The bigger question for founders elsewhere: which governments are watching this and taking notes. Companion AI has been largely unregulated in the US and Europe, but China just demonstrated that treating humanlike personas as a distinct, controllable category is technically and legally doable. If regulators in Brussels or Washington start drawing similar lines around parasocial AI features, companies that built their retention strategy on customizable AI friends will find out how quickly that moat becomes a liability. Worth watching whether other platforms follow ByteDance and Alibaba voluntarily, or wait to be told.

Common Questions Answered

Why did China order ByteDance and Alibaba to shut down their custom AI chatbot personas?

China's Cyberspace Administration issued new regulations that required companies to remove features allowing users to build and interact with custom AI personas. The rules left little room for interpretation, forcing ByteDance's Doubao and Alibaba's Qwen to comply quickly rather than negotiate with regulators.

What is the timeline for when Doubao and Qwen will shut down their persona features?

Alibaba's Qwen is pulling its human-like agents on July 10, with additional agent functions shutting down five days later on July 15. ByteDance's Doubao, which has over 300 million monthly users, will lose its persona feature on July 15, the same day Qwen completes its full shutdown.
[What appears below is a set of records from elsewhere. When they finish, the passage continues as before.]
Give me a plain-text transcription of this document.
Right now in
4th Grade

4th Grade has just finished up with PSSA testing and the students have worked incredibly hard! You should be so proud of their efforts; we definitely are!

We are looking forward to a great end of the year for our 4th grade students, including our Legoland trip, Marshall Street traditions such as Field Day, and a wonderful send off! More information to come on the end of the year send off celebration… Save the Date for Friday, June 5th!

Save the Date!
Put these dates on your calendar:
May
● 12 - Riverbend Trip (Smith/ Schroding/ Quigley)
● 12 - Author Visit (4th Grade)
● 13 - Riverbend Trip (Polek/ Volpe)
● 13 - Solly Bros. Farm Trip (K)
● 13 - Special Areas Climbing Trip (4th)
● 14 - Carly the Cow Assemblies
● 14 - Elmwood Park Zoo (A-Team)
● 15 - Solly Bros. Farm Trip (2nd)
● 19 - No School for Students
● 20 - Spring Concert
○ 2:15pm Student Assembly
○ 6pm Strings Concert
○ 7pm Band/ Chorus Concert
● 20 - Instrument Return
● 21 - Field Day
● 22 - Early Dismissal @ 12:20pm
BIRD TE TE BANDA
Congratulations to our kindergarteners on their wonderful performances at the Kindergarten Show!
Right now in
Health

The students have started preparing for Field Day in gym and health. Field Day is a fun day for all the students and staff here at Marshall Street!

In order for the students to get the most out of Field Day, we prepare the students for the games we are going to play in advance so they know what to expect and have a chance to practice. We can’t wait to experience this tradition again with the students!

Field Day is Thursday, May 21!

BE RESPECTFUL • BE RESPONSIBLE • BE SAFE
How many monthly users does Doubao have, and what makes it significant in China's AI market?

ByteDance's Doubao chatbot has more than 300 million monthly users, making it the most popular AI assistant in China. This massive user base means the loss of the custom persona feature will impact a substantial portion of China's AI chatbot users.

What does the rapid shutdown timeline reveal about Beijing's regulatory approach to AI companies?

The fast takedown dates—July 10 for Qwen and July 15 for Doubao—demonstrate that Beijing's rules leave little room for negotiation or gradual implementation. For developers building companion apps or persona-based products near the Chinese market, this shows how quickly a regulator can force a feature to zero regardless of user dependency.

Did other Chinese AI platforms also remove their custom AI persona features?

Yes, Tencent's Yuanbao already dropped the custom persona feature in June, ahead of the official regulatory orders. This suggests the Cyberspace Administration's rules prompted a coordinated response across China's major AI platforms to comply with the new regulations.